L’externalisation est définie comme le recours à un prestataire ou un fournisseur externe, pour
une activité qui était jusqu’alors réalisée au sein de l’entreprise. Elle s’accompagne d’ailleurs
fréquemment d’un transfert de ressources matérielles ou humaines vers le prestataire choisi.
Ce dernier est chargé de se substituer aux services internes dans le cadre d’une relation de
moyen ou long terme (en moyenne de 5 à 6 ans) avec l’entreprise cliente.

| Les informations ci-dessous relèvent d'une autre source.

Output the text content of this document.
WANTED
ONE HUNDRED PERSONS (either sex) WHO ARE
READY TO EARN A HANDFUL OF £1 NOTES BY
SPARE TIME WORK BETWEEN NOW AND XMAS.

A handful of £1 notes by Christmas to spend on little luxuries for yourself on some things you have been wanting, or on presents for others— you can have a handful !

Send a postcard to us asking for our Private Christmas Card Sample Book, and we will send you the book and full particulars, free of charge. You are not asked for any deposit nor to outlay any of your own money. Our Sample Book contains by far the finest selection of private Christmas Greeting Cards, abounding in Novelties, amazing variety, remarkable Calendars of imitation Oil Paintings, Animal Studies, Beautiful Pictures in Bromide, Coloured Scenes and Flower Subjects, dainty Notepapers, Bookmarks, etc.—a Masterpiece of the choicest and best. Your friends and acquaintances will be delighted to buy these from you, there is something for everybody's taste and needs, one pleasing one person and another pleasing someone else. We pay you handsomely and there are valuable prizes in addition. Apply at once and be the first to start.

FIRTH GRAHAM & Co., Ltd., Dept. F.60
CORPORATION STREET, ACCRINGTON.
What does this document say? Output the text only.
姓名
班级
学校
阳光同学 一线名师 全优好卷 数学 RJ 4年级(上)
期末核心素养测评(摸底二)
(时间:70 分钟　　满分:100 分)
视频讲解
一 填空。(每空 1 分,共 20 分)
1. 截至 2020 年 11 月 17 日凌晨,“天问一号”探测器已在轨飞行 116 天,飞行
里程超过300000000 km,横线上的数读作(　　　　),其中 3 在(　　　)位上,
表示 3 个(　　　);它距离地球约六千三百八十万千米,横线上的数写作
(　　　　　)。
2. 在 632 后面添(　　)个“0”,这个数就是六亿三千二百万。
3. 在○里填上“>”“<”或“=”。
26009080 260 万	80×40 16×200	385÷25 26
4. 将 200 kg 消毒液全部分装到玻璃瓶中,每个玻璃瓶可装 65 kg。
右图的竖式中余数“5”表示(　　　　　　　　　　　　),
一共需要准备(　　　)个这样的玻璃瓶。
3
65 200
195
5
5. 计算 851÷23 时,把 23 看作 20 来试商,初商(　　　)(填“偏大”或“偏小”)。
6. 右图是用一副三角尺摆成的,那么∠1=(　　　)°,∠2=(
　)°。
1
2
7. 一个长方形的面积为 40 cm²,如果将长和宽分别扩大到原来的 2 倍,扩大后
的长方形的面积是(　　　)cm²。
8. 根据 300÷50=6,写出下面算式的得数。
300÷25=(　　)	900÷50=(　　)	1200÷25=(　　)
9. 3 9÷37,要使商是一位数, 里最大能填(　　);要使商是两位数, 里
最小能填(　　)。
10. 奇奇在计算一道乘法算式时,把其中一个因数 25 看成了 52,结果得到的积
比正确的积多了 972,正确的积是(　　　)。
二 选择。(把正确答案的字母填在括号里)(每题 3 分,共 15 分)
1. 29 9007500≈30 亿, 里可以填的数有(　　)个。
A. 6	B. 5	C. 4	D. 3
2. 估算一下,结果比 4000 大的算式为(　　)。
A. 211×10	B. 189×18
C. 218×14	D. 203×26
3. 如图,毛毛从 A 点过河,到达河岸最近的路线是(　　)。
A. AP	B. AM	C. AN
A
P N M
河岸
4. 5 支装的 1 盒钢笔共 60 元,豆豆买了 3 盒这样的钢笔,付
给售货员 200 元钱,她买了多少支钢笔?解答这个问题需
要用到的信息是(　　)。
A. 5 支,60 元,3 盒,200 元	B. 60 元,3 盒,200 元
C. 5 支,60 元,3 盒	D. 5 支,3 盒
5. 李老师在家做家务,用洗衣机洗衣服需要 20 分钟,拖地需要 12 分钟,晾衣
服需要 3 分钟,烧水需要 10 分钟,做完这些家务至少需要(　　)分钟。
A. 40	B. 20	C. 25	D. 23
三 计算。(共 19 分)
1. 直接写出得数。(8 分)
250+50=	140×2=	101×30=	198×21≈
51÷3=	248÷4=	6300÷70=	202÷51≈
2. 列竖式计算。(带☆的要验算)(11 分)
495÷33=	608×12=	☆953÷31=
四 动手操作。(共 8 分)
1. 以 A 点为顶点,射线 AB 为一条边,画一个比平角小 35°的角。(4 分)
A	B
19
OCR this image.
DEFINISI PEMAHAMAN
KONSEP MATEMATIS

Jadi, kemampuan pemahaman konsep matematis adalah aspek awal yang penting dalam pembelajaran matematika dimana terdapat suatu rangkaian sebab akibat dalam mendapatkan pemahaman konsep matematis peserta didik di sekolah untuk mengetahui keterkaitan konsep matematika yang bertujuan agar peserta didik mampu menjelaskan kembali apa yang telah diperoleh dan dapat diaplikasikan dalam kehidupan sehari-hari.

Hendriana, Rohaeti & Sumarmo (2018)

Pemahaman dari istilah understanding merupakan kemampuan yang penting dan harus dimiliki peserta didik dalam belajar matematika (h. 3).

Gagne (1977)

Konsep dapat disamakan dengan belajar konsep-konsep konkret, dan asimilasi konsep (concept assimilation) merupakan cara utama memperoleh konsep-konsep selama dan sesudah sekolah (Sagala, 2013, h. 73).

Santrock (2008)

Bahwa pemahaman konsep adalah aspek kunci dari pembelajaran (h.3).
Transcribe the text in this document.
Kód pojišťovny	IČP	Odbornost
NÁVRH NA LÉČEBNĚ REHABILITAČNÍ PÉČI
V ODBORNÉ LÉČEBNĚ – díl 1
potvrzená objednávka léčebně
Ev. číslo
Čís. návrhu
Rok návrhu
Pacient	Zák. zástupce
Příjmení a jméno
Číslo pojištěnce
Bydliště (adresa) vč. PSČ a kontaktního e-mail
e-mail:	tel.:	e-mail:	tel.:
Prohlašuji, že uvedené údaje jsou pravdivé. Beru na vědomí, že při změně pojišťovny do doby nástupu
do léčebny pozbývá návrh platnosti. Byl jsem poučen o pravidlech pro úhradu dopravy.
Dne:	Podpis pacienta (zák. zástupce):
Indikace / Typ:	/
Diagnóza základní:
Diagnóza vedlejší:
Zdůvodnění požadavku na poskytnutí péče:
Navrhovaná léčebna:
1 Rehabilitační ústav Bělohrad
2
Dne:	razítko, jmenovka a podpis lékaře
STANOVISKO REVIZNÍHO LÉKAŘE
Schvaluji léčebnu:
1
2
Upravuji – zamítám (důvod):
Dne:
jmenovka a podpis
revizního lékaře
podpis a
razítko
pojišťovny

L’externalisation stratégique prend de plus en plus d’importance dans les entreprises. Elle
concerne un nombre croissant de fonctions qui contribuent substantiellement à la création
d’une partie de la valeur ajoutée (informatique, logistique, recherche et développement…).
Dix-huit de ces activités ont fait l’objet du questionnaire.
Le poids de l’environnement dans la décision n’est pas jugé comme vraiment
prépondérant
La fréquence des changements technologiques des processus et des produits, l’importance des
délais de mise à disposition des nouveaux produits, la saisonnalité de l’activité, le caractère
cyclique des marchés de l’entreprise, l’importance des fluctuations dans la charge de travail et
l’incertitude concernant les marchés futurs, sont jugés par les managers interrogés comme des
facteurs importants sans être prépondérants.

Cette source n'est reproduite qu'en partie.